Der Neubau verbindet die bestehenden Gebäude zu einem neuen Museumskomplex für die Bewahrung, Erforschung und Vermittlung des kulturellen Erbes Perlmutter. Sein Erscheinungsbild ist aus dem Aufbau der Muschel abgeleitet: raue Schale und kostbares Inneres stehen im Kontrast und bilden dennoch eine Einheit. Die windschief verformte Gebäudehülle transformiert das Bild der Muschelschale und setzt ein Signal in den öffentlichen Raum. Über die Betonschale fließt kontinuierlich Wasser in einen Brunnen und verweist so auf fließendes Wasser als Lebensgrundlage der Muschel.
Die Altbauten, die rund vier Fünftel der Gesamtfläche ausmachen, werden durch die Verbindung mit dem Neubau erhalten und langfristig sinnvoll weitergenutzt. Der Neubau hat keinen Keller, um den Einsatz von Beton zu reduzieren. Die Räume der Gebäudetechnik befinden sich in einem der angrenzenden Altbauten. Die gekrümmte Fassade besteht aus einer materialminierten Beton-Hyparschale. Die Tragkonstruktion im Bestand wird mit Vollholz aus heimischen Wäldern verstärkt, ebenso werden für Fenster und Möbel heimische Hölzer verwendet.

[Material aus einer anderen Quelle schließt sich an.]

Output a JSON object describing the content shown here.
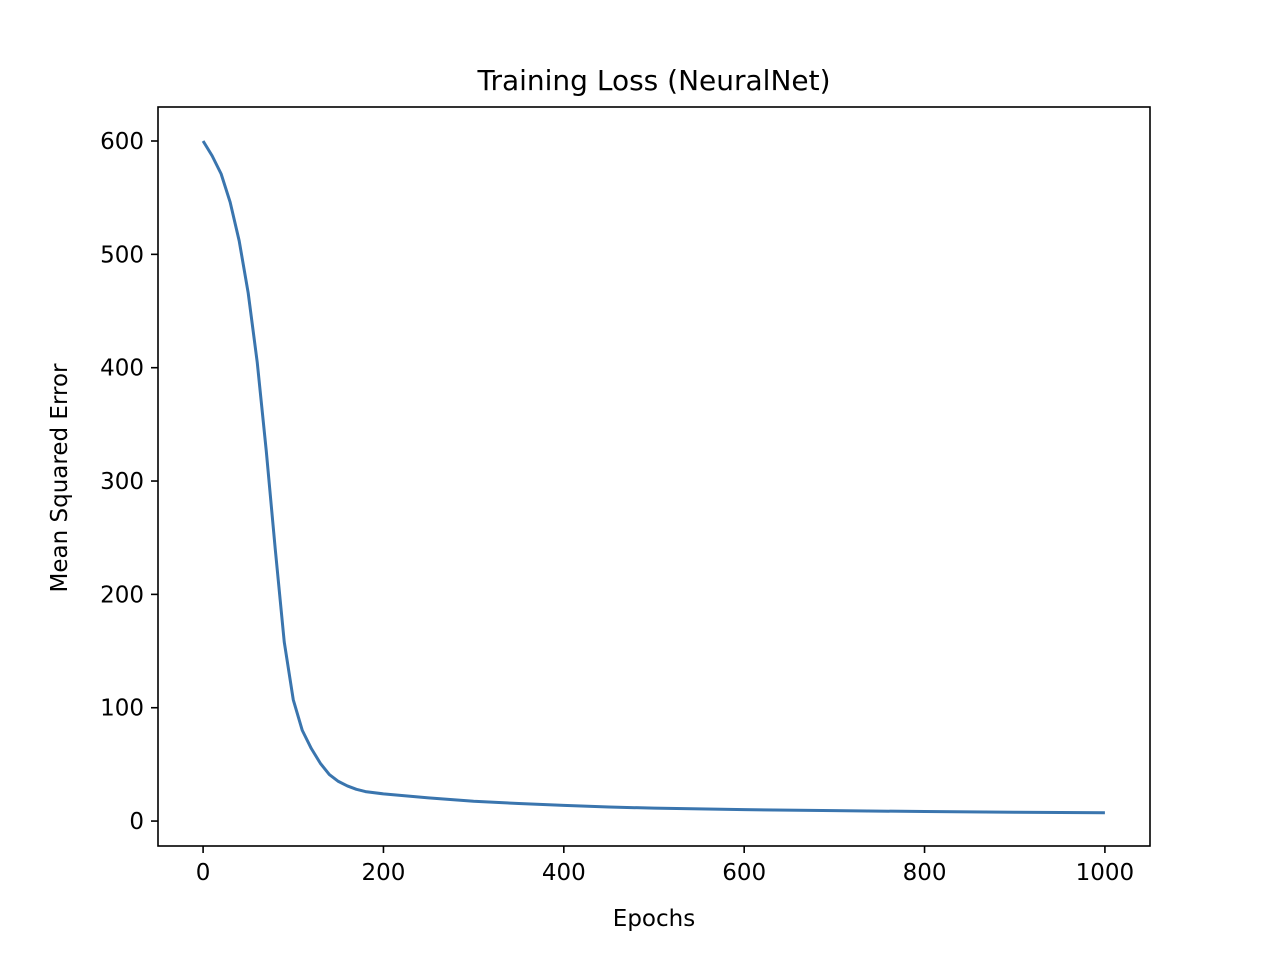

Auf dem Boden liegt Naturstein aus einem nahegelegenen Steinbruch. Heizung und Kühlung erfolgen mittels Sole-Wasser-Wärmepumpe, die mit Solarstrom betrieben wird. Die zentrale Lüftung arbeitet mit Wärmerückgewinnung.

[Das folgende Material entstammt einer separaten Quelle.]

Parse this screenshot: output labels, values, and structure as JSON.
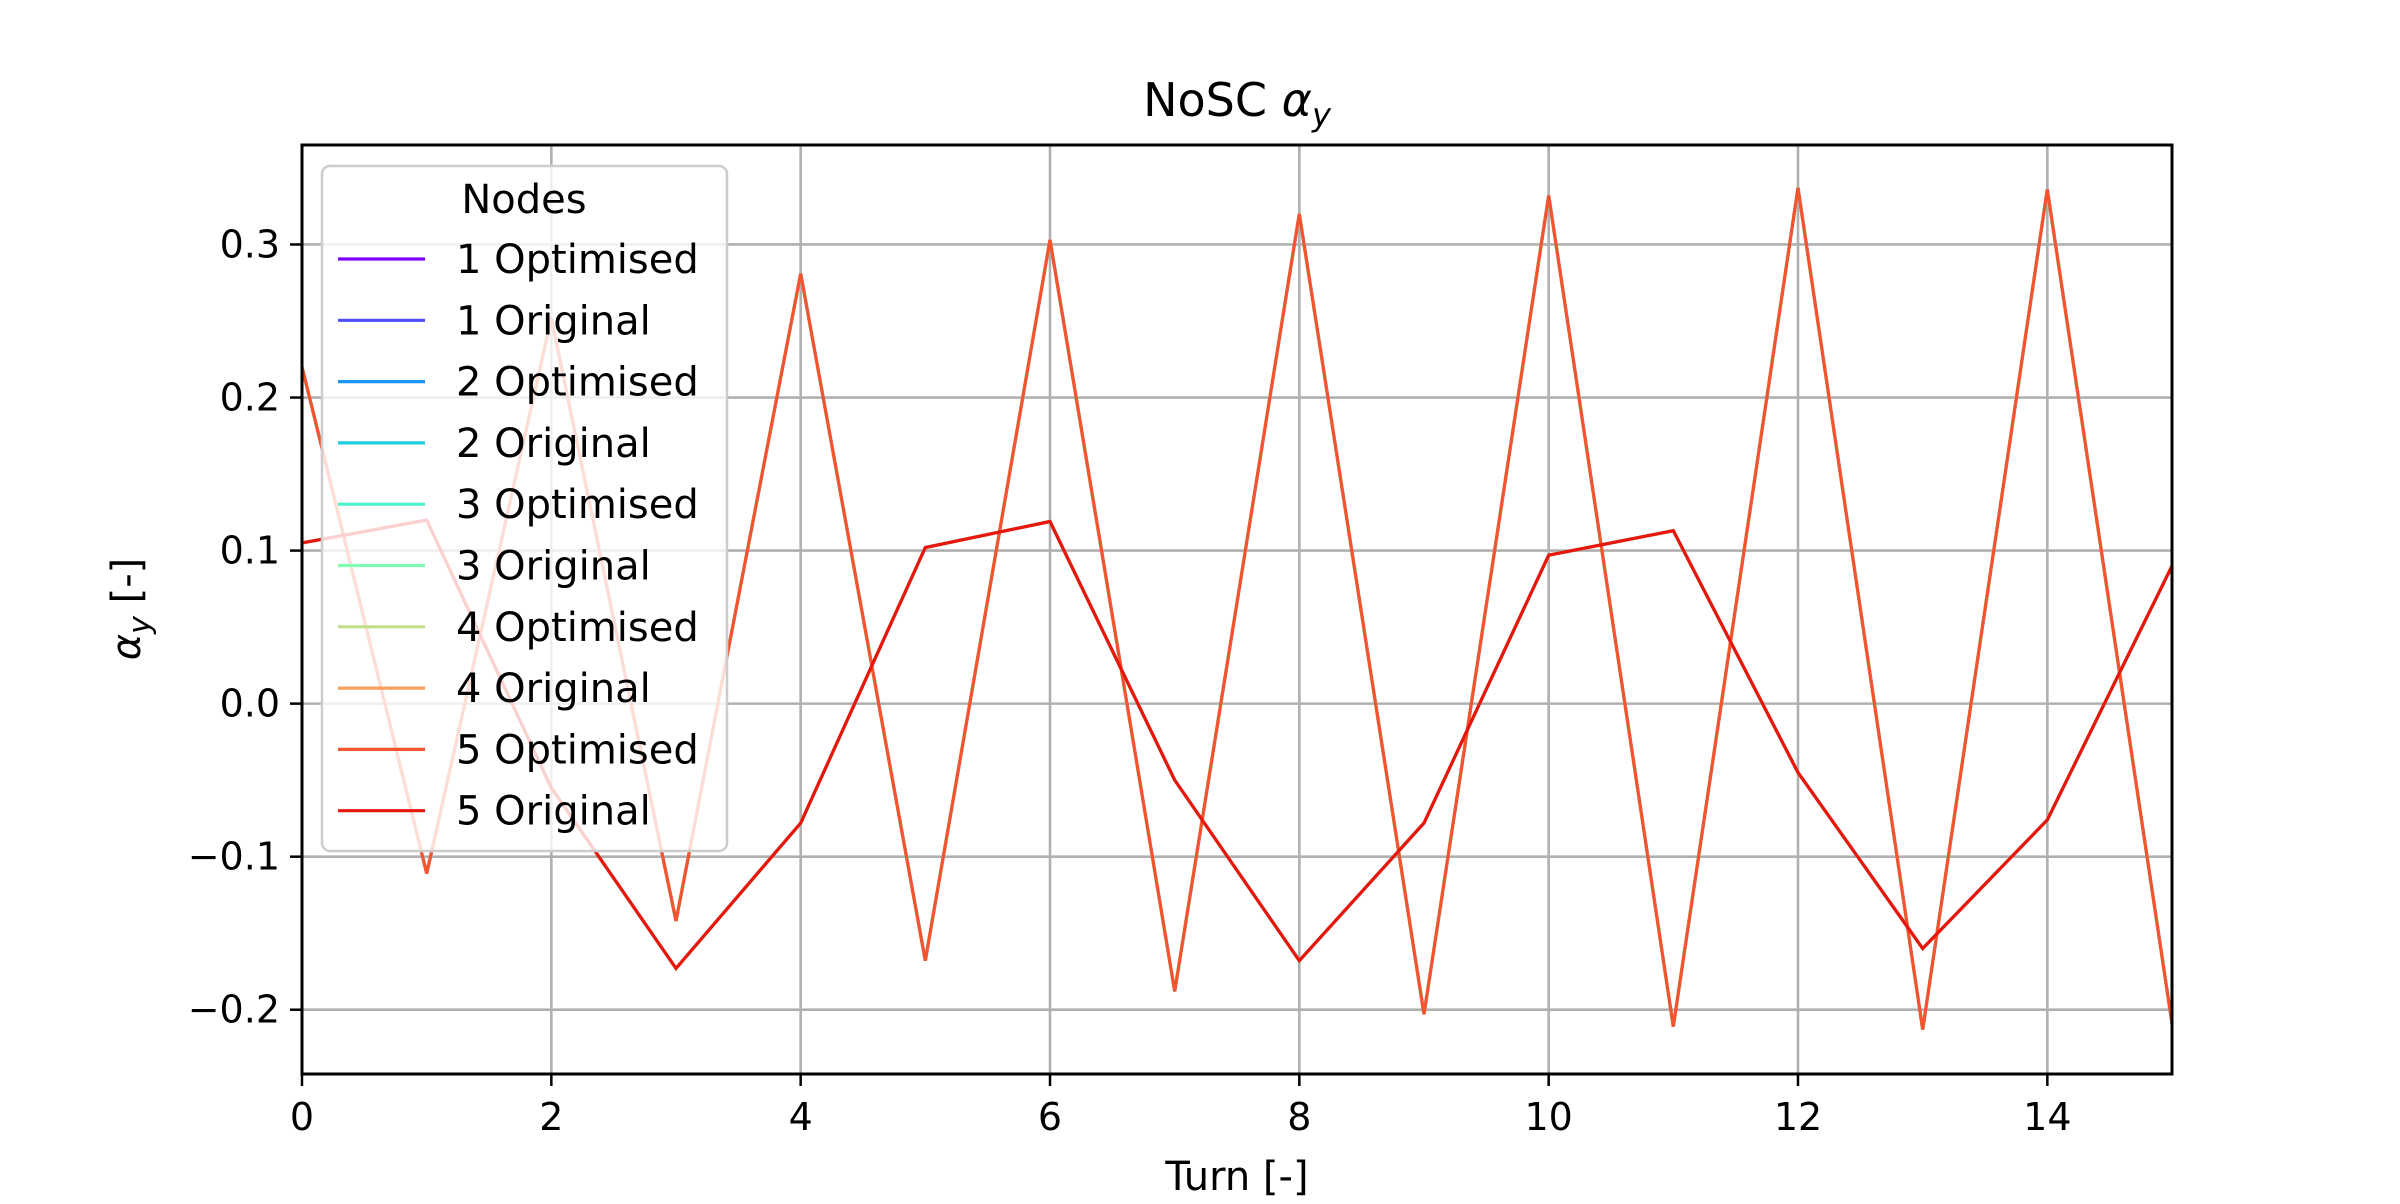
{
  "chart_data": {
    "type": "line",
    "title_text": "NoSC ",
    "title_symbol": "α",
    "title_sub": "y",
    "xlabel": "Turn [-]",
    "ylabel_symbol": "α",
    "ylabel_sub": "y",
    "ylabel_unit": " [-]",
    "xlim": [
      0,
      15
    ],
    "ylim": [
      -0.242,
      0.365
    ],
    "xticks": [
      0,
      2,
      4,
      6,
      8,
      10,
      12,
      14
    ],
    "xtick_labels": [
      "0",
      "2",
      "4",
      "6",
      "8",
      "10",
      "12",
      "14"
    ],
    "yticks": [
      -0.2,
      -0.1,
      0.0,
      0.1,
      0.2,
      0.3
    ],
    "ytick_labels": [
      "−0.2",
      "−0.1",
      "0.0",
      "0.1",
      "0.2",
      "0.3"
    ],
    "grid": true,
    "legend": {
      "title": "Nodes",
      "position": "top-left"
    },
    "x": [
      0,
      1,
      2,
      3,
      4,
      5,
      6,
      7,
      8,
      9,
      10,
      11,
      12,
      13,
      14,
      15
    ],
    "series": [
      {
        "name": "1 Optimised",
        "color": "#7f00ff",
        "values": [
          0.22,
          -0.111,
          0.252,
          -0.142,
          0.281,
          -0.168,
          0.303,
          -0.188,
          0.32,
          -0.203,
          0.332,
          -0.211,
          0.337,
          -0.213,
          0.336,
          -0.209
        ]
      },
      {
        "name": "1 Original",
        "color": "#4c50fc",
        "values": [
          0.105,
          0.12,
          -0.055,
          -0.173,
          -0.078,
          0.102,
          0.119,
          -0.05,
          -0.168,
          -0.078,
          0.097,
          0.113,
          -0.045,
          -0.16,
          -0.076,
          0.09
        ]
      },
      {
        "name": "2 Optimised",
        "color": "#1996f3",
        "values": [
          0.22,
          -0.111,
          0.252,
          -0.142,
          0.281,
          -0.168,
          0.303,
          -0.188,
          0.32,
          -0.203,
          0.332,
          -0.211,
          0.337,
          -0.213,
          0.336,
          -0.209
        ]
      },
      {
        "name": "2 Original",
        "color": "#1ccfe1",
        "values": [
          0.105,
          0.12,
          -0.055,
          -0.173,
          -0.078,
          0.102,
          0.119,
          -0.05,
          -0.168,
          -0.078,
          0.097,
          0.113,
          -0.045,
          -0.16,
          -0.076,
          0.09
        ]
      },
      {
        "name": "3 Optimised",
        "color": "#4df3ce",
        "values": [
          0.22,
          -0.111,
          0.252,
          -0.142,
          0.281,
          -0.168,
          0.303,
          -0.188,
          0.32,
          -0.203,
          0.332,
          -0.211,
          0.337,
          -0.213,
          0.336,
          -0.209
        ]
      },
      {
        "name": "3 Original",
        "color": "#80feb3",
        "values": [
          0.105,
          0.12,
          -0.055,
          -0.173,
          -0.078,
          0.102,
          0.119,
          -0.05,
          -0.168,
          -0.078,
          0.097,
          0.113,
          -0.045,
          -0.16,
          -0.076,
          0.09
        ]
      },
      {
        "name": "4 Optimised",
        "color": "#c3df89",
        "values": [
          0.22,
          -0.111,
          0.252,
          -0.142,
          0.281,
          -0.168,
          0.303,
          -0.188,
          0.32,
          -0.203,
          0.332,
          -0.211,
          0.337,
          -0.213,
          0.336,
          -0.209
        ]
      },
      {
        "name": "4 Original",
        "color": "#f9a05c",
        "values": [
          0.105,
          0.12,
          -0.055,
          -0.173,
          -0.078,
          0.102,
          0.119,
          -0.05,
          -0.168,
          -0.078,
          0.097,
          0.113,
          -0.045,
          -0.16,
          -0.076,
          0.09
        ]
      },
      {
        "name": "5 Optimised",
        "color": "#f5542e",
        "values": [
          0.22,
          -0.111,
          0.252,
          -0.142,
          0.281,
          -0.168,
          0.303,
          -0.188,
          0.32,
          -0.203,
          0.332,
          -0.211,
          0.337,
          -0.213,
          0.336,
          -0.209
        ]
      },
      {
        "name": "5 Original",
        "color": "#e8170e",
        "values": [
          0.105,
          0.12,
          -0.055,
          -0.173,
          -0.078,
          0.102,
          0.119,
          -0.05,
          -0.168,
          -0.078,
          0.097,
          0.113,
          -0.045,
          -0.16,
          -0.076,
          0.09
        ]
      }
    ]
  }
}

Der Neubau ist sehr kompakt mit geringem umbauten Raum, weil die Geschosshöhen der Altbauten übernommen werden. Der hohe Wärmedämmstandard des Neubaus und der innenseitig gedämmten Hülle der Altbauten sowie die wenigen Öffnungen in den Fassaden sorgen für geringe Wärmeverluste, optimierten solaren Eintrag und ein für die Ausstellungsstücke wichtiges konstantes Klima im Inneren. Die unverkleidete Massivkonstruktion des Neubaus sowie die eingesetzten Lehmziegel und Lehmputzflächen im Bestand wirken als thermische Masse und regulieren die Behaglichkeit und Luftfeuchte im Inneren. Die ständige Bewässerung der Fassade mit Regenwasser verbessert im Sommer das Mikroklima des Ortes durch das Prinzip der Verdunstungskälte.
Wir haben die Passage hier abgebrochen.